(CSEMP005) CLINICAL IMPROVEMENTS IN PATIENTS WITH CUSHING'S DISEASE RECEIVING OSILODROSTAT ACCORDING TO CONTROL OF URINARY AND LATE-NIGHT SALIVARY CORTISOL LEVELS: A POOLED ANALYSIS FROM LINC 3 AND LINC 4

Background: In two Phase III studies (LINC 3, NCT02180217; LINC 4, NCT02697734) of osilodrostat (a potent oral 11β-hydroxylase inhibitor) in patients with Cushing’s disease, rapid, sustained reductions in mean urinary free cortisol (mUFC) and late-night salivary cortisol (LNSC) were observed, alongside improvements in clinical signs of hypercortisolism and indicators of health-related quality of life (HRQoL). mUFC and LNSC are recommended for monitoring treatment response. We assessed whether patients with both controlled mUFC+LNSC experienced greater improvements in clinical signs of hypercortisolism and HRQoL than with control of mUFC alone.

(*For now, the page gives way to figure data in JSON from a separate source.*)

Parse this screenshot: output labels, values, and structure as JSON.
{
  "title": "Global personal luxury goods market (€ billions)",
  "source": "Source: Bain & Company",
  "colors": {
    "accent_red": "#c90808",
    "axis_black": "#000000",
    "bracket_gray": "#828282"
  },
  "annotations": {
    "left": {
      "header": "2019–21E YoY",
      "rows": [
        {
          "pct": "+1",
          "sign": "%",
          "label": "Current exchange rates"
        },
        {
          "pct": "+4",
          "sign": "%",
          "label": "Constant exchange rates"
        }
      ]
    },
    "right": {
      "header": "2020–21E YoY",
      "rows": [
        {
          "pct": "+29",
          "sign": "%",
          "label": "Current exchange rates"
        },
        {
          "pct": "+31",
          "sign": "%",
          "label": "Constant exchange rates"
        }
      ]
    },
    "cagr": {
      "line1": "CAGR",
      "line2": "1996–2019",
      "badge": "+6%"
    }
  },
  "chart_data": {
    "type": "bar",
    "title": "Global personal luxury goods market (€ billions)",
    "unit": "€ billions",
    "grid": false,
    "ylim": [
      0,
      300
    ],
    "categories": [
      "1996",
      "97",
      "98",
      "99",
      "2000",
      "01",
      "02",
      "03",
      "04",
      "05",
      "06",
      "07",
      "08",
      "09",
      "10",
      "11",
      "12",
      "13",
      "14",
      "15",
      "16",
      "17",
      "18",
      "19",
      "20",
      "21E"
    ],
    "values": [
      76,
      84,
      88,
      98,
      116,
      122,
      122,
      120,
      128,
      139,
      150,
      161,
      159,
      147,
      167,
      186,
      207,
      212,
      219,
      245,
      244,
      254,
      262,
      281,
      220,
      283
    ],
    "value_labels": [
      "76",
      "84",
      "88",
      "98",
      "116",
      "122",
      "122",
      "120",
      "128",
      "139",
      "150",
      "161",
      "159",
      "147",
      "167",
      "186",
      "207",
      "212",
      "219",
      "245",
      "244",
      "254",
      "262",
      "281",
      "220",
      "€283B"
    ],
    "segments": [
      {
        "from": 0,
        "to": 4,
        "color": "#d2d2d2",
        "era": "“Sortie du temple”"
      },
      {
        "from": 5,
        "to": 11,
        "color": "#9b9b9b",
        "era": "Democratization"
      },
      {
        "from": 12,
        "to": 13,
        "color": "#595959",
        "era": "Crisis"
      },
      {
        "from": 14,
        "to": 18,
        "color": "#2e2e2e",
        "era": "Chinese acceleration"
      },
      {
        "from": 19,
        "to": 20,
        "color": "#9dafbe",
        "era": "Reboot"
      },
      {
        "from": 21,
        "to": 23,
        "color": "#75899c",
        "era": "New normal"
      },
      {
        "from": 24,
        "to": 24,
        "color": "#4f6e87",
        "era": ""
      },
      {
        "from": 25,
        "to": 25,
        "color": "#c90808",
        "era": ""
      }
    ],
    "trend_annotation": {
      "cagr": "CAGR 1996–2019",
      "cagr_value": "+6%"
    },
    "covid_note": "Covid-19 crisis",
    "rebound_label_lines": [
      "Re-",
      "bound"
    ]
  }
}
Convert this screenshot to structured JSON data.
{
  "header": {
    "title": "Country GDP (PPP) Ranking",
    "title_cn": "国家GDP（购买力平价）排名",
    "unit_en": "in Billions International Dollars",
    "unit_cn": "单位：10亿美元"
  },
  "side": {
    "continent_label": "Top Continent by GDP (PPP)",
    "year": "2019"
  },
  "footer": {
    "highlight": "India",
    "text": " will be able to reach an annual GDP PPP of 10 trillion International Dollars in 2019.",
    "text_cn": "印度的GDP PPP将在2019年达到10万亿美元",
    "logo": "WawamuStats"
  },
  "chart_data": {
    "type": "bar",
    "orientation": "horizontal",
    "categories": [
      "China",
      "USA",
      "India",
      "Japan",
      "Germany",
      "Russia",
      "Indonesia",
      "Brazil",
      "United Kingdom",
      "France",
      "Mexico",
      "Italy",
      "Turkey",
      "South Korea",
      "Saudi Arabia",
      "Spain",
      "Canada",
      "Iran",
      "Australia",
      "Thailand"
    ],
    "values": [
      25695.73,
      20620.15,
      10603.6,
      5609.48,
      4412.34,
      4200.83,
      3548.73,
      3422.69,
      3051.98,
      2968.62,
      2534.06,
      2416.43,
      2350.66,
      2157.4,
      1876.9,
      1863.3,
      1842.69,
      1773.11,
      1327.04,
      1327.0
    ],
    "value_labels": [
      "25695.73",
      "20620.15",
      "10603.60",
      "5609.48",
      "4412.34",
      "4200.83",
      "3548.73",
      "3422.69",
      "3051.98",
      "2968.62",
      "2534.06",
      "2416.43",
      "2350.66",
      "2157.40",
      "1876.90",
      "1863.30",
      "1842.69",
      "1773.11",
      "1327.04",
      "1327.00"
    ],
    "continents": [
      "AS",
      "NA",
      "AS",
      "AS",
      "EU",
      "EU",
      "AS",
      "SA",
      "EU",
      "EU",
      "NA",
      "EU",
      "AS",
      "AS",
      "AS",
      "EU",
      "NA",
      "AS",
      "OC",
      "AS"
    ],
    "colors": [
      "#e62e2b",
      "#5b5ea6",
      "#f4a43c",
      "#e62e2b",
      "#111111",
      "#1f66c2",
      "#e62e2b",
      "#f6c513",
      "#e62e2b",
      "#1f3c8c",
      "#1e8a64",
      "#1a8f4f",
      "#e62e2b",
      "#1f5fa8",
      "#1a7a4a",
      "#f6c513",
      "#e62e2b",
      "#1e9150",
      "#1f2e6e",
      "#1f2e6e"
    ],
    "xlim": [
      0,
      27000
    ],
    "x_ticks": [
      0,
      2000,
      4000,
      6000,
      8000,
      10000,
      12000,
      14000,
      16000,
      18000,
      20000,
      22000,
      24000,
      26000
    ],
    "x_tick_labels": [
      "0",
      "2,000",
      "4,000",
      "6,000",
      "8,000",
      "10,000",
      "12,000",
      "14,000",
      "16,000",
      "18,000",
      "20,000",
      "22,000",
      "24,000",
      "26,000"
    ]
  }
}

METHODS AND RESULTS: LINC 3 comprised a 48-week (W) core phase, including an 8W randomized-withdrawal period. LINC 4 included a 12W, double-blind, placebo-controlled period followed by 36W of open-label osilodrostat. Both studies had an optional extension period. mUFC (mean of 2–3 samples; normal range 11–138 nmol/24h) and LNSC (one sample; normal range ≤2.5 nmol/L) were measured by liquid chromatography-tandem mass spectrometry. Changes in cardiovascular/metabolic-related parameters, physical manifestations of hypercortisolism and HRQoL were assessed in the pooled population by mUFC/LNSC control status: both controlled mUFC+LNSC (mUFC≤ULN [upper limit of normal]+LNSC≤ULN), controlled mUFC only (mUFC≤ULN+LNSC>ULN), and both uncontrolled mUFC+LNSC (mUFC>ULN+LNSC>ULN). Patients with controlled LNSC only (mUFC>ULN+LNSC≤ULN) were not analyzed as few patients had LNSC control without mUFC control. Patients in the core and extension phases of both studies with both mUFC and LNSC assessments were included. Data from patients receiving placebo during placebo-controlled periods were excluded. Of evaluable patients at baseline (n=160), 136 (85.0%) had both uncontrolled mUFC+LNSC. At W48 (n=133) and W72 (n=111), respectively, 59 (44.4%) and 54 (48.6%) patients had both controlled mUFC+LNSC, 49 (36.8%) and 44 (39.6%) had controlled mUFC only, and 19 (14.3%) and 11 (9.9%) had both uncontrolled mUFC+LNSC. Patients with both controlled mUFC+LNSC had greater percentage improvements from baseline to W72 in cardiovascular/metabolic-related parameters than patients with controlled mUFC only or both uncontrolled mUFC+LNSC (Table 1). Physical manifestations of hypercortisolism generally improved from baseline to W72 irrespective of mUFC/LNSC control. Patients with both controlled mUFC+LNSC or controlled mUFC only had the greatest improvement from baseline to W72 in HRQoL.

Conclusion: Patients with both controlled mUFC+LNSC or controlled mUFC only had the greatest improvements in cardiovascular/metabolic-related parameters and HRQoL. Improvements in most physical manifestations of hypercortisolism were observed irrespective of mUFC/LNSC control. Data are limited by small patient numbers in some groups. Both mUFC and LNSC normalization can improve long-term treatment outcomes in patients with Cushing’s disease.